Forest Conservation Beyond False Dichotomy: Notes from the Pacific Northwest
摘要
Debates over forest conservation and management in the Pacific Northwest—and beyond—are often structured by a persistent dualism that casts protection and intervention as mutually exclusive. Although this framing is not universally held, it continues to function as a dominant tendency shaping public discourse, policy debates, and, at times, scientific communication. We argue that this dualistic logic reflects a broader intellectual inheritance within Western environmental thought, in which humans and nature are conceived as fundamentally separate, with disagreement arising primarily over how each should be valued. Drawing on examples from contemporary policy processes, media coverage, and scientific debates, we show how this framing constrains the range of perceived management options by reducing complex, context-dependent questions to opposing categories. These patterns appear across institutional and ideological lines, including cases in which the dichotomy is expressed in reverse, with ecological integrity framed as dependent upon active intervention. We further suggest that the persistence of this divide reflects not only conceptual simplification but also a deeper dilemma rooted in trust.
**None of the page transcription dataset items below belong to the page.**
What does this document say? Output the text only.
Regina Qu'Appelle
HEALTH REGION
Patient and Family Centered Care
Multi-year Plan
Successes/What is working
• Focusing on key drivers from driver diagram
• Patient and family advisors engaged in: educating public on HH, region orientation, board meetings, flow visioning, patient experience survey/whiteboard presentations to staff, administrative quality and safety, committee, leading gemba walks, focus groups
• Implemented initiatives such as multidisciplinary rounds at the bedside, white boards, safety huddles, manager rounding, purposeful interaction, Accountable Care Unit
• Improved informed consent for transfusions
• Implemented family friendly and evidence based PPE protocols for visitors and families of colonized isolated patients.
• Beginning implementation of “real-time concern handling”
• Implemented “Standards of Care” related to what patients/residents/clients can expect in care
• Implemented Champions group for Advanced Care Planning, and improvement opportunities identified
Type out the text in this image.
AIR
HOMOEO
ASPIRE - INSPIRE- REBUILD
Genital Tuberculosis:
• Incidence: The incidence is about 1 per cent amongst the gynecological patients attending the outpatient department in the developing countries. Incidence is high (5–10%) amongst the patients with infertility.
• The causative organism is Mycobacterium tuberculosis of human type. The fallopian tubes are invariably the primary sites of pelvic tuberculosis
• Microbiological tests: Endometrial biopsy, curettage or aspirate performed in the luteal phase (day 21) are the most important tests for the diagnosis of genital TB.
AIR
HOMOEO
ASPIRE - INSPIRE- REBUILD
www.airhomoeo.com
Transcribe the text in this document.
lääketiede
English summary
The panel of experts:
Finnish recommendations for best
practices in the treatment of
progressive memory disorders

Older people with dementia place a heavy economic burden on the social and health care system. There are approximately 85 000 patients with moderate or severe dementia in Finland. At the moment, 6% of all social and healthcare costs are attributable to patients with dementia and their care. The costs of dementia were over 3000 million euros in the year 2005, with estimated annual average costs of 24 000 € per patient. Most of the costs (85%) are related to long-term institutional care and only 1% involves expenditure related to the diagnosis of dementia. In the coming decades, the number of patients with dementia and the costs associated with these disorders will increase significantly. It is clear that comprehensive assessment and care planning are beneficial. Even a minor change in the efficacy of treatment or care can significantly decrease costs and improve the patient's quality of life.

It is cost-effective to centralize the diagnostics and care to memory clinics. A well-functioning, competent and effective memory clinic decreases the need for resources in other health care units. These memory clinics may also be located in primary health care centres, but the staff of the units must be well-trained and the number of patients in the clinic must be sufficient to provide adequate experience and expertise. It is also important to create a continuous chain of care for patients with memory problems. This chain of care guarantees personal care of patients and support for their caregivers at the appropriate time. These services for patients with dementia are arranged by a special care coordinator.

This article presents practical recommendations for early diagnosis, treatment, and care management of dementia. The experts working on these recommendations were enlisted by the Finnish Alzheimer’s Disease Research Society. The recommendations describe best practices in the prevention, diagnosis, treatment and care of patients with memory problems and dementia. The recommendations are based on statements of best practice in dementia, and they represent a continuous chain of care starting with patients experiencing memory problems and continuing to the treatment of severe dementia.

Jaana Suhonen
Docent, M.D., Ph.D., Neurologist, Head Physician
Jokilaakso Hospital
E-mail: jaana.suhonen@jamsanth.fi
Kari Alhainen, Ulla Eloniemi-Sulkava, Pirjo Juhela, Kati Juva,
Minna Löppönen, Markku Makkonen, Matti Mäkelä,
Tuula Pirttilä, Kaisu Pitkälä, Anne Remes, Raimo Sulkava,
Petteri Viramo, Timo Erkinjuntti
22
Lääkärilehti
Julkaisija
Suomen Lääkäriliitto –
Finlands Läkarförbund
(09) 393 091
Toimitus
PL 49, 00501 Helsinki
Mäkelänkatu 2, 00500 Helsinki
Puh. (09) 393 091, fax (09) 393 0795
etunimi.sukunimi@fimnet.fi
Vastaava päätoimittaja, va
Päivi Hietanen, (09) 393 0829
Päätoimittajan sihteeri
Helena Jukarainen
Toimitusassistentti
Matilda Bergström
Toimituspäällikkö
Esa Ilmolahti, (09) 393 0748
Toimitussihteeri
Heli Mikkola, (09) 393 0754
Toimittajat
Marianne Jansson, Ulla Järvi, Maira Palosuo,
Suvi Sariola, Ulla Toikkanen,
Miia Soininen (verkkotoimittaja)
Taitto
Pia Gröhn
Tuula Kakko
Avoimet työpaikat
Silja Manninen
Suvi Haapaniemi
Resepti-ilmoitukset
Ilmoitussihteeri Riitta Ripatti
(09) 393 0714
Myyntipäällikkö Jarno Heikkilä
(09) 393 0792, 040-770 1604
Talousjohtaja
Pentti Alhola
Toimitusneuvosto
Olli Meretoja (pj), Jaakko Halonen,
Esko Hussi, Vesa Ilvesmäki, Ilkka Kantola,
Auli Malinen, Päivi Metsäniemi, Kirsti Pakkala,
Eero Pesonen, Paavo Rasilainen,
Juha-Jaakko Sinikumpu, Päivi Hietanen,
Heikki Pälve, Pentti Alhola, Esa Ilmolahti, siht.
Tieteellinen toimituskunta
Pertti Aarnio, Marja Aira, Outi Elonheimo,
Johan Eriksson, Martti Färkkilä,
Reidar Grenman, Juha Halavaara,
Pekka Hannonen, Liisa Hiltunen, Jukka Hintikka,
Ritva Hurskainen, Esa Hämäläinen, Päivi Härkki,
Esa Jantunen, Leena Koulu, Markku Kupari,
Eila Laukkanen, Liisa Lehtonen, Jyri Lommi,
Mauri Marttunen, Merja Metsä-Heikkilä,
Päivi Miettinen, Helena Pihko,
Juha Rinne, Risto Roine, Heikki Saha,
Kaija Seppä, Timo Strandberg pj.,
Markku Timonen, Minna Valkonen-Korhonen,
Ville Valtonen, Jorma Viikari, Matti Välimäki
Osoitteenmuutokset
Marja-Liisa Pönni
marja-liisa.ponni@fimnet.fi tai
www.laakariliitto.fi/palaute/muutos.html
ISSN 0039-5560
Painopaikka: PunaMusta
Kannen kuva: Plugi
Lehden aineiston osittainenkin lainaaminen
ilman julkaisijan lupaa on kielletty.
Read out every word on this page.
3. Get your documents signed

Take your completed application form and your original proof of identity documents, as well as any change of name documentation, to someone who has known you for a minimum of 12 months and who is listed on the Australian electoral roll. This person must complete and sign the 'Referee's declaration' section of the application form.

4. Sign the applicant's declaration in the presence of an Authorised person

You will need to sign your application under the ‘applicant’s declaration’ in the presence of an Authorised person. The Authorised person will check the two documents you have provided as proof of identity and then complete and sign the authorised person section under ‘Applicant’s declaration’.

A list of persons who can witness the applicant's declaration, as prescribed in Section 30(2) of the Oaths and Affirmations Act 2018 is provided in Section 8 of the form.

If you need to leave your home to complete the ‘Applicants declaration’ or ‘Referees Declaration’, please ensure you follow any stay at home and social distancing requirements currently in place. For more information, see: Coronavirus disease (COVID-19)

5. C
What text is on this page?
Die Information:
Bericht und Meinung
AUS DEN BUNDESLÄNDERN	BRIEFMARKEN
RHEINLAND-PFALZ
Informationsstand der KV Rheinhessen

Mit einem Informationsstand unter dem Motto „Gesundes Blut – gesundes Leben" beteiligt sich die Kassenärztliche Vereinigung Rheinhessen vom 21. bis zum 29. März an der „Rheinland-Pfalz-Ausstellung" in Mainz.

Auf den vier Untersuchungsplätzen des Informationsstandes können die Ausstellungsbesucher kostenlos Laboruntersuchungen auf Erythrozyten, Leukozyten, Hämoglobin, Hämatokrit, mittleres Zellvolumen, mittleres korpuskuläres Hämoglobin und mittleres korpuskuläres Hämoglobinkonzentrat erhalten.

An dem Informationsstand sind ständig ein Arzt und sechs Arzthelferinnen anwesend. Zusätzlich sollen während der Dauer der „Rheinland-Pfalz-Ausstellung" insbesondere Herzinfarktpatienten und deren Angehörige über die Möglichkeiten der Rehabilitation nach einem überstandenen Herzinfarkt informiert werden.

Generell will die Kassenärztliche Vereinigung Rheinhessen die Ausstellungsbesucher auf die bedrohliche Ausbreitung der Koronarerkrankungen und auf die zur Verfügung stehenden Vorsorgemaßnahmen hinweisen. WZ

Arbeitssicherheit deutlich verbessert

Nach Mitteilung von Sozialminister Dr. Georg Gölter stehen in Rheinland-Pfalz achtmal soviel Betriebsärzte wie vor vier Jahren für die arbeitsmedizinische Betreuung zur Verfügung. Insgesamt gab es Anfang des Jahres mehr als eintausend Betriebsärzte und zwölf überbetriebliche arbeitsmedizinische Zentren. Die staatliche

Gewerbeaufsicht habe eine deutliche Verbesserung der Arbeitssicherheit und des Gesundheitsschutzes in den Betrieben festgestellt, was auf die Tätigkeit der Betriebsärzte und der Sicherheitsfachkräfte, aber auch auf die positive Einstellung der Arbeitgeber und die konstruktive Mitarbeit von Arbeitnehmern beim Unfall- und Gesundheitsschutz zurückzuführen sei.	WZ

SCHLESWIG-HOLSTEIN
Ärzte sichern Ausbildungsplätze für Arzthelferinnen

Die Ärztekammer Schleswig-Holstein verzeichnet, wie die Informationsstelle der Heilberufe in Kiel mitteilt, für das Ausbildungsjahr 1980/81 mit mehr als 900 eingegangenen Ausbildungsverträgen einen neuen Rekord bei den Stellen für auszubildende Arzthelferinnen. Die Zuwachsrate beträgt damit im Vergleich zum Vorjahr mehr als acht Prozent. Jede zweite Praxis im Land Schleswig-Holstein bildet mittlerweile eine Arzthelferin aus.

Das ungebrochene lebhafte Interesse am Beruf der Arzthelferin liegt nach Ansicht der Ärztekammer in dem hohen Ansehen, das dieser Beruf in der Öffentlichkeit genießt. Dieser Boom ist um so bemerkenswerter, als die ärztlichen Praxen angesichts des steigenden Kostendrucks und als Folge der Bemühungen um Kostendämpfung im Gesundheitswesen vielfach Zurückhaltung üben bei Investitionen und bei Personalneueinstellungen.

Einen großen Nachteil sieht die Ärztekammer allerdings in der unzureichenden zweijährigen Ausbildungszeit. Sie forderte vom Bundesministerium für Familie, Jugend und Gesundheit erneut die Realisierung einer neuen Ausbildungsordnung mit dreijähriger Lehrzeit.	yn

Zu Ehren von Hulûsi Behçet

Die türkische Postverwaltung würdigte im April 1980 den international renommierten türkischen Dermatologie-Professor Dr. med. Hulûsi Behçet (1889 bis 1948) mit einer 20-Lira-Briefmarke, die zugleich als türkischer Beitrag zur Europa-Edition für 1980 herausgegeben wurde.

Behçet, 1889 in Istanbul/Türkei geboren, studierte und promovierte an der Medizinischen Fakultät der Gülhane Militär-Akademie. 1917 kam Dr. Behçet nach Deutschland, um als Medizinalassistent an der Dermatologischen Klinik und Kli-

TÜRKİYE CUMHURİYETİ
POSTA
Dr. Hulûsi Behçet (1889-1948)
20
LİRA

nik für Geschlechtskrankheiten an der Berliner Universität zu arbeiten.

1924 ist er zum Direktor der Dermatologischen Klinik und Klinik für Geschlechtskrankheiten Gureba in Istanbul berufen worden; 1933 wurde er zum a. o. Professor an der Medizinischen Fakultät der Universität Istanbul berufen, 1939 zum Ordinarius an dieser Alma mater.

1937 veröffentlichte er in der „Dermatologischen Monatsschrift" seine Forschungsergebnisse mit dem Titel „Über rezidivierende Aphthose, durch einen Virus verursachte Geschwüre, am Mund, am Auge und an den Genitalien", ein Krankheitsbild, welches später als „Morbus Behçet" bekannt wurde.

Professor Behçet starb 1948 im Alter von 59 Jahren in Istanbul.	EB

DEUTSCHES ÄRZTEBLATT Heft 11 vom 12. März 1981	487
In many cases, ecologically supported management practices such as thinning and prescribed fire are simultaneously recognized as necessary and regarded with suspicion due to historical and institutional concerns. This tension limits the effectiveness of science-based solutions alone. We argue that moving beyond this dichotomy requires reframing conservation as a spectrum of practices operating across integrated landscapes, rather than as a binary choice between use and protection. While abandoning false dichotomies will not eliminate conflict, it can expand the space of possible responses to the ecological and social challenges facing contemporary forests.